Taktisch lehrreich kehrt der Geheimtipp von einst zurück.

Ich bin nicht sicher, wo das auf einmal herkam, aber da ist es nun: Sudden Strike 4, das - wie Kalypso sich zu betonen Mühe gibt - in der Tradition der ersten beiden Teile der Reihe steht. Ihr wisst schon, der beiden, die gut waren. Sudden Strike, das war anno 2000 ein frischer, realistischer und taktikbeflissener Gegenentwurf zum Zerging und Tankrush anderer Echtzeitstrategiespiele vor historischen Szenarien des Zweiten Weltkriegs.

Fein gezeichnete Einheiten-Sprites, wuselige Soldaten, die man in verfallenen Häusern Heckenschützenposition beziehen lassen konnte, und viele, viele listige Winkelzüge direkt aus dem Handbuch echter Armeekommandanten verbreiteten das Gefühl, dass hier mit jedem einzelnen Klick mehr auf dem Spiel stand als anderswo. Genau hier will Kalypso wieder ansetzen und gab den Budapestern von Kite Games, die sich zu guten Teilen aus ehemaligen Entwicklern von Codename: Panzers rekrutieren, die Zügel in die Hand.

Jedes einzelne Fahrzeug ist kostbar, Materialschlachten gibt's woanders.
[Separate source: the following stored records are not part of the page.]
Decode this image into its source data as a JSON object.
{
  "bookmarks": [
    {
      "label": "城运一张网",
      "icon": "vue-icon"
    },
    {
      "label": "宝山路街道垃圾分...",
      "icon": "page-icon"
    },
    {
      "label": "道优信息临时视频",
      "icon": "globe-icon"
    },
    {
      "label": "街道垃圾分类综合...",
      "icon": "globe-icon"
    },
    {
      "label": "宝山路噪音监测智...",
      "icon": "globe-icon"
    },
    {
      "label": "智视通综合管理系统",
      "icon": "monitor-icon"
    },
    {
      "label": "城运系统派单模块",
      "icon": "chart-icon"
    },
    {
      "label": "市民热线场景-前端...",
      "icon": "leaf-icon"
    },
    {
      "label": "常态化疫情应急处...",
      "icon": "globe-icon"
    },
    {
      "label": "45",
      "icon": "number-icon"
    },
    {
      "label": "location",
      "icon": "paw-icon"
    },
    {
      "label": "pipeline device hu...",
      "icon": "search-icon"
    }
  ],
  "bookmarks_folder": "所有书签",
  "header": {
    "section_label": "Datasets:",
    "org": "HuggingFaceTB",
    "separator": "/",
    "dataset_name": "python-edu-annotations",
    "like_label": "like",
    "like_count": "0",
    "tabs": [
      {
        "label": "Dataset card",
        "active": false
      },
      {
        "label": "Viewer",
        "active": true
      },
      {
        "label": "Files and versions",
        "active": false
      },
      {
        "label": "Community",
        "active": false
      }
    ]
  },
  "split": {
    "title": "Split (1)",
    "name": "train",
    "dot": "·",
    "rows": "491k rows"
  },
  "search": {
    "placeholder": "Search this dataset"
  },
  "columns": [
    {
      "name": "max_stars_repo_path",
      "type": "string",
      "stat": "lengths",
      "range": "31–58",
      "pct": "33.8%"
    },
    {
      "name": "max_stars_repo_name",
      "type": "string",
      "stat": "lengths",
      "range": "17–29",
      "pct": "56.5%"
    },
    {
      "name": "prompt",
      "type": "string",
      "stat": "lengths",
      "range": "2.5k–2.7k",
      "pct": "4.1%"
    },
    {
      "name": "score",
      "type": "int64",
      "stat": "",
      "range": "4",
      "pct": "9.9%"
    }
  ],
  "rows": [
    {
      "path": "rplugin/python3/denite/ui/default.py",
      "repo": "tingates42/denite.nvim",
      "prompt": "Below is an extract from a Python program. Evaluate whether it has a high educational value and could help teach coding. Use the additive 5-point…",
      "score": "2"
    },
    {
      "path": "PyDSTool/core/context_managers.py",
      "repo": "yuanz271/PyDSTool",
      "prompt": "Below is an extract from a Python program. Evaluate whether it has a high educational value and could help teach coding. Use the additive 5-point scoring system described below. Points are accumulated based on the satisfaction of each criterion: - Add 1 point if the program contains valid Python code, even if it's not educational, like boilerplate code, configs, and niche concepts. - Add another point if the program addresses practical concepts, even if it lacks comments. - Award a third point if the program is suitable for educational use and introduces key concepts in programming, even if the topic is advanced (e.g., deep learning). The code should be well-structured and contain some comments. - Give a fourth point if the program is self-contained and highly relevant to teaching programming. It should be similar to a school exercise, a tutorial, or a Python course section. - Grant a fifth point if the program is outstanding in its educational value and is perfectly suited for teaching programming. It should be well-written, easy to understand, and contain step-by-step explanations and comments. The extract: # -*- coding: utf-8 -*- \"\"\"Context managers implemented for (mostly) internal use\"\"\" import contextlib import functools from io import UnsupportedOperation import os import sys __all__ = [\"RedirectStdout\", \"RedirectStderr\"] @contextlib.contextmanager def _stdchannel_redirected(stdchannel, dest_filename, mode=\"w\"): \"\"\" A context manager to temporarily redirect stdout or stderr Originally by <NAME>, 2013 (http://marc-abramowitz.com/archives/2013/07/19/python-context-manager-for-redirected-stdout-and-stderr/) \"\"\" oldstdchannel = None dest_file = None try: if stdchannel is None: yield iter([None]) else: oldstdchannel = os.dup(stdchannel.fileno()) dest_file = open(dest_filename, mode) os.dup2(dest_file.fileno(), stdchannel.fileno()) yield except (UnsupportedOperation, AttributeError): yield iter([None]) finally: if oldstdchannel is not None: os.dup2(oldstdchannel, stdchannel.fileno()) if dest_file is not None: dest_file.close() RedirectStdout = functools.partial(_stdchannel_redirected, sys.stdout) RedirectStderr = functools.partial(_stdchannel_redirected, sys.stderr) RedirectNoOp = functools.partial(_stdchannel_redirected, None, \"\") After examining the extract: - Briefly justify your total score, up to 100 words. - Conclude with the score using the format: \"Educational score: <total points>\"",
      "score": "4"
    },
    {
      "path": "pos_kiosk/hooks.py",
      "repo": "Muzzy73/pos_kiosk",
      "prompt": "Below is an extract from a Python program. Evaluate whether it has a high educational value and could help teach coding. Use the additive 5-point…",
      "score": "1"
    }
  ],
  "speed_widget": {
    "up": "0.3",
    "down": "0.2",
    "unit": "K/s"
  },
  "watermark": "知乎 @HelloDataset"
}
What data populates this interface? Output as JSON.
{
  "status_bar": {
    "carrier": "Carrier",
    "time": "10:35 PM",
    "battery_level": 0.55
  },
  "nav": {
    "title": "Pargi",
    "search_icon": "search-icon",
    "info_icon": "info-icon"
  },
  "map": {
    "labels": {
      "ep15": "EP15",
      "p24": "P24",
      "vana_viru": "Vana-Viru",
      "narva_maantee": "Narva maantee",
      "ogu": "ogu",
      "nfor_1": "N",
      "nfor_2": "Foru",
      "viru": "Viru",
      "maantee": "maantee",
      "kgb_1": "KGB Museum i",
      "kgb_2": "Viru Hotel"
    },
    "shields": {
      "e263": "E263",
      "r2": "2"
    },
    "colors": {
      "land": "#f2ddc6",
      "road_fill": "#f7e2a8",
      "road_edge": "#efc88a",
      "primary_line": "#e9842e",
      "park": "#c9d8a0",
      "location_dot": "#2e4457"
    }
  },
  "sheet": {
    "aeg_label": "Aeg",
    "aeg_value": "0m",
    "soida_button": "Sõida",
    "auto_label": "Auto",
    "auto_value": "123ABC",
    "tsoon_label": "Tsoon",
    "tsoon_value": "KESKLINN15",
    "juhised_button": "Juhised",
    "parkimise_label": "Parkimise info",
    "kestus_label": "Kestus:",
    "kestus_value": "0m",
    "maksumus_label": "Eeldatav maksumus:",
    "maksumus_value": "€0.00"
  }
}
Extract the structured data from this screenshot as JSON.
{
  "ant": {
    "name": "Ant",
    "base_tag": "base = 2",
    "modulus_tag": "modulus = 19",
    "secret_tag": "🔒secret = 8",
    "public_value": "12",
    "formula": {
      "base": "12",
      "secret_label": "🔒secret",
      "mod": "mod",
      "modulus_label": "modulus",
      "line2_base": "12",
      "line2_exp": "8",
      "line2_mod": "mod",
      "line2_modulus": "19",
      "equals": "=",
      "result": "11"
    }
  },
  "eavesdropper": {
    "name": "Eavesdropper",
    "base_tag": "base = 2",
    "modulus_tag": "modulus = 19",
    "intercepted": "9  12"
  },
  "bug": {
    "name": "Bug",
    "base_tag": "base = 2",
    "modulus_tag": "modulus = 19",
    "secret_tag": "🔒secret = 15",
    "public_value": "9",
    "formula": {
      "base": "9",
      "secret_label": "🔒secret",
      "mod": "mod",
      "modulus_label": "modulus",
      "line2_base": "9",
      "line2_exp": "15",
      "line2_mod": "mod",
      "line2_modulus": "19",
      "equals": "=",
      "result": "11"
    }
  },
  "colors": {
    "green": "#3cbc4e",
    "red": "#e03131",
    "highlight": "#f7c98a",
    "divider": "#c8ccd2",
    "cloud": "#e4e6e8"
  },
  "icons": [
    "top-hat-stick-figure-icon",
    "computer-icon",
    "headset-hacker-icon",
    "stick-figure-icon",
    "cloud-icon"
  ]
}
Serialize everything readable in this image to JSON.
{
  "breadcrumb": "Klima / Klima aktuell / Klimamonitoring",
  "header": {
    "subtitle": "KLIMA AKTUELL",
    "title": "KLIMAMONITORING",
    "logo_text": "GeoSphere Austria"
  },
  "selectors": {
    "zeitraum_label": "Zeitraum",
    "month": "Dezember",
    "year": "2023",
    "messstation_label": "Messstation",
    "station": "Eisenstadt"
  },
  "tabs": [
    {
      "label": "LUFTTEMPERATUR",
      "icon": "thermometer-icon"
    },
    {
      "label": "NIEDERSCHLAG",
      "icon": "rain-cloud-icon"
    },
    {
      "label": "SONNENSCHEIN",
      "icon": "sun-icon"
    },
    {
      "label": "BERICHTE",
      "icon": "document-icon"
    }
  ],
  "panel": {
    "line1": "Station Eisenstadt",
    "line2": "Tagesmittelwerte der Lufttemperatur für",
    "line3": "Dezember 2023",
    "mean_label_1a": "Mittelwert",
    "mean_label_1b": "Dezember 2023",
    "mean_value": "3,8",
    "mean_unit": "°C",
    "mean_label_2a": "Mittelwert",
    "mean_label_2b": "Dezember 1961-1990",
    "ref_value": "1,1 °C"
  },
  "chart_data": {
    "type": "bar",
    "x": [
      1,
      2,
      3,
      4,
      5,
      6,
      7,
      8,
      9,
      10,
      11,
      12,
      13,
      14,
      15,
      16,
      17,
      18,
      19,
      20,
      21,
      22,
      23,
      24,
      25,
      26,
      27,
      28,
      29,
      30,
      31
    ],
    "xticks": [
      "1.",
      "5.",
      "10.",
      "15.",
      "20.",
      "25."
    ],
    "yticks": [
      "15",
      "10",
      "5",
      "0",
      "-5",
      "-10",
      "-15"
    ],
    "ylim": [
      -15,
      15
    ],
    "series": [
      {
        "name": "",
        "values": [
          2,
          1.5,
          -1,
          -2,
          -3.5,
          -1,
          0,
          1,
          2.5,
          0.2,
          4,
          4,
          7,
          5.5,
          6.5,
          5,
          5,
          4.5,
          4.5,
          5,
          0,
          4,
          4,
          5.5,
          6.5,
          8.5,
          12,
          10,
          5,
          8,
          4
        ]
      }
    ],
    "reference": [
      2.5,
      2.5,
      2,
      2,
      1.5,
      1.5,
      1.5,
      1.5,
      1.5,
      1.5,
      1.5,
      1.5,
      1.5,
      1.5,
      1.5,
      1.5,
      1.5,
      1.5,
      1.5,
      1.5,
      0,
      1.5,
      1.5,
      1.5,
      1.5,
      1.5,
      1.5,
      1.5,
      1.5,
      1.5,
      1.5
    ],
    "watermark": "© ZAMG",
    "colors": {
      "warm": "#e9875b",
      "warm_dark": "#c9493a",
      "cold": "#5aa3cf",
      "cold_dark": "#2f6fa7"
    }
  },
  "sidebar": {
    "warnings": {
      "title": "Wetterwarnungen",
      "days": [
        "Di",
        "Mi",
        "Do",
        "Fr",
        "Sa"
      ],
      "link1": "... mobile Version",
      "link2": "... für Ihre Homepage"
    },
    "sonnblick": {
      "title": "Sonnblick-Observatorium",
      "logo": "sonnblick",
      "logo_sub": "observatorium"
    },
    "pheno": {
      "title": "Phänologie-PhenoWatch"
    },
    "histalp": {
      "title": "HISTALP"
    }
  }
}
Nach gut einer Dreiviertelstunde auf Kalypsos Anspiel-Event in Berlin darf man sagen, dass der Look und Ton der Vorgänger gut getroffen wurde: Das hier ist problemlos als neuer Teil der Reihe zu erkennen. Als solcher gibt es wie gehabt drei Kampagnen - Alliierte, Deutschland, Sowjetunion -, die sich über 20 Missionen auf Basis historischer Ereignisse abspielen. Unsere Probiermission lief zum Beispiel vor dem Hintergrund Stalingrads ab. Schon zur Zeit des Seriendebüts warfen einige dem Spiel Distanzlosigkeit zur aufgeladenen Thematik vor. Was ich bisher sah, lief aber, soweit es ging, wertfrei ab. Einzig die arg überzeichnete Sprachausgabe wirkte unpassend und dem ernsten Szenario nicht angemessen.


  • Entwickler/Publisher:
    Kite Games/Kalypso
  • Erscheint für:
    PC, PS4, Mac, Linux
  • Geplante Veröffentlichung
    2. Quartal 2017
  • Angespielt auf: PC

Ohne historischen Ballast betrachtet machte das Spiel aber mit seinen offenen Schlachtfeldern, viel Flexibilität und der Pflicht für clevere taktische Manöver eine Menge her. Ein Minenfeld auf der Straße musste zuvor von Ingenieuren erkannt und schließlich entschärft werden. Die dahinterliegende Feindstellung war erst durch ein koordiniertes Flankiermanöver eines kleinen Trupps durch die Seitengassen zu knacken. Die dynamisch veränderlichen Sichtlinien halten bei jeder Bewegung die Spannung hoch und die Optionen, die sich durch mögliche Verbarrikadierung in Häusern ergeben, könnten einem auch nach mehreren Versuchen möglicherweise noch neue Herangehensweisen eröffnen.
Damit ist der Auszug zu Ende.